Adventures, Advice and Questions from a group of Mormon women who met in Queens, NY and have now scattered all over the place.
Tuesday, June 26, 2007
Improvining Your Photo Skills: Archiving Photos
I learnt this information while studying for my BFA in Photography.
I am first going to explain some of the chemical process to help everyone understand the fragility of film.
When film is developed there are two main chemicals that are used. Developer and fixer. Developer brings out the images and fixer "fixes" or stops the images from developing into a completely black piece of film or paper. The down side of fixer is that it is acidic. The acid is what turns photos yellow and brittle.
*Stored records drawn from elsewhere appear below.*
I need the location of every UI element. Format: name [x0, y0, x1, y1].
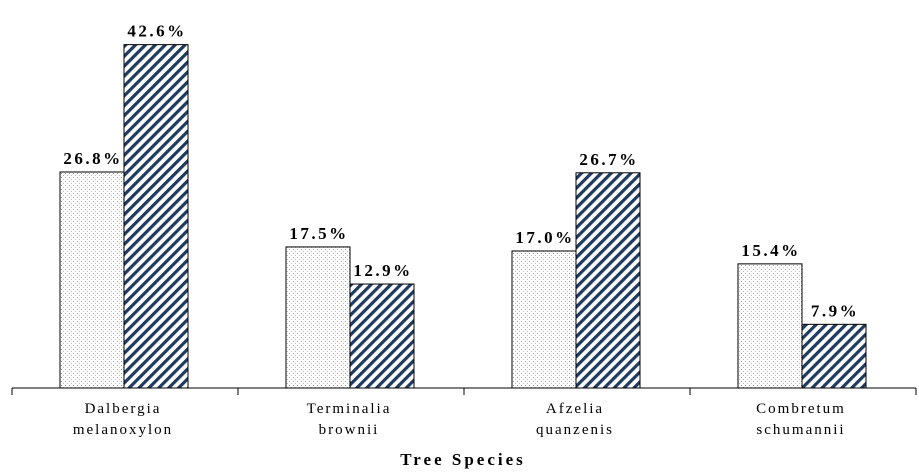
- bar-dotted-2: [511, 250, 577, 389]
- x-tick-label: Afzelia: [546, 401, 604, 417]
- bar-dotted-0: [59, 171, 125, 389]
- value-label: 15.4%: [741, 241, 800, 260]
- bar-hatched-2: [575, 172, 641, 389]
- value-labels-layer: 26.8% 42.6% 17.5% 12.9% 17.0% 26.7% 15.4% 7.9%: [63, 22, 859, 321]
- bar-dotted-3: [737, 263, 803, 389]
- x-axis-title: Tree Species: [400, 450, 526, 469]
- bar-hatched-3: [801, 323, 867, 389]
- x-tick-label: brownii: [319, 422, 380, 438]
- x-tick-label: Dalbergia: [85, 401, 162, 417]
- value-label: 12.9%: [353, 261, 412, 280]
- x-tick-label: melanoxylon: [73, 422, 173, 438]
- value-label: 42.6%: [127, 22, 186, 41]
- x-axis: Dalbergia melanoxylon Terminalia brownii Afz…: [11, 387, 917, 438]
- x-tick-label: Terminalia: [307, 401, 392, 417]
- bars-layer: [59, 44, 867, 389]
- bar-hatched-1: [349, 283, 415, 389]
- x-tick-label: Combretum: [756, 401, 846, 417]
- value-label: 26.8%: [63, 149, 122, 168]
- value-label: 7.9%: [811, 301, 859, 320]
- value-label: 26.7%: [579, 150, 638, 169]
- value-label: 17.5%: [289, 224, 348, 243]
- bar-dotted-1: [285, 246, 351, 389]
- value-label: 17.0%: [515, 228, 574, 247]
- bar-hatched-0: [123, 44, 189, 389]
- x-tick-label: quanzenis: [536, 422, 614, 438]
- x-tick-label: schumannii: [756, 422, 845, 438]
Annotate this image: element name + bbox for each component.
In a professional lab they wash the film for one to two hours to wash out as much fixer as possible. In any other non-professional photo development place, they don't take the time to wash the film long enough. 1 hour photo is the worst, although convenient.
So if you have old film that you are worried about, I would contact your local professional film developer place (if you don't know of one in your area look in the phone book) and ask them if they would be willing to wash your film for you.
If you are planning on taking some really special photos (i.e. family reunion, wedding, new baby photos) take them to the fancy lab.
When it comes to storing your film:
A cool, dry and dark place is the most ideal. You can buy film sleeves (clear plastic pages that can be put in a three ring binder) which are archival. Any professional photo place should have them, they are very affordable.
Here is a good site that specialize in archival supplies: Light Impressions.
Saving images on your computer or external hard drive should be pretty sound.
Honestly no one knows how archival digital photography is, since it has only been around a few decades.
Many people burn their photos to CDs. I can tell you that a normal CD (CD-R), should last for about 30 years (again this is a guess). I can tell you that there are gold CDs (actually made out of gold), which they say is more archival, they guess (100-300 years).
CD too should be kept in a cool dry place. CDs that you leave in your car (which usually are music ones) will soon become coasters since the sun eventually fries the information right off them.
There are two kinds of prints. There are chemical and ink prints. Prints you buy from a photo lab are chemical (whether they are from digital file or from film). Ink prints usually come from personal printers like an Epson or hp printer. Both should be stored in a cool dry place.
Chemical prints are similar to film, in that they use a developer and fixer. I am sure that most of you have photos from childhood that the colors are a bit whacked out or faded. Current technology used today (in general) make a print that is more archival then 30 years ago . I can't tell you how long your photos will last, because each one is different and how the lab develops the print effects their life. You can definitely ask your lab. Or you could look on the back of the print and do an Internet search on that particular type of print. Or you could call the company (Kodak or Fuji) and ask them.
Regardless of what kind of print you have or when it was made no color print will last for ever.
The only for sure images that will last literally to the end of time are professional black and white film and prints that are double washed.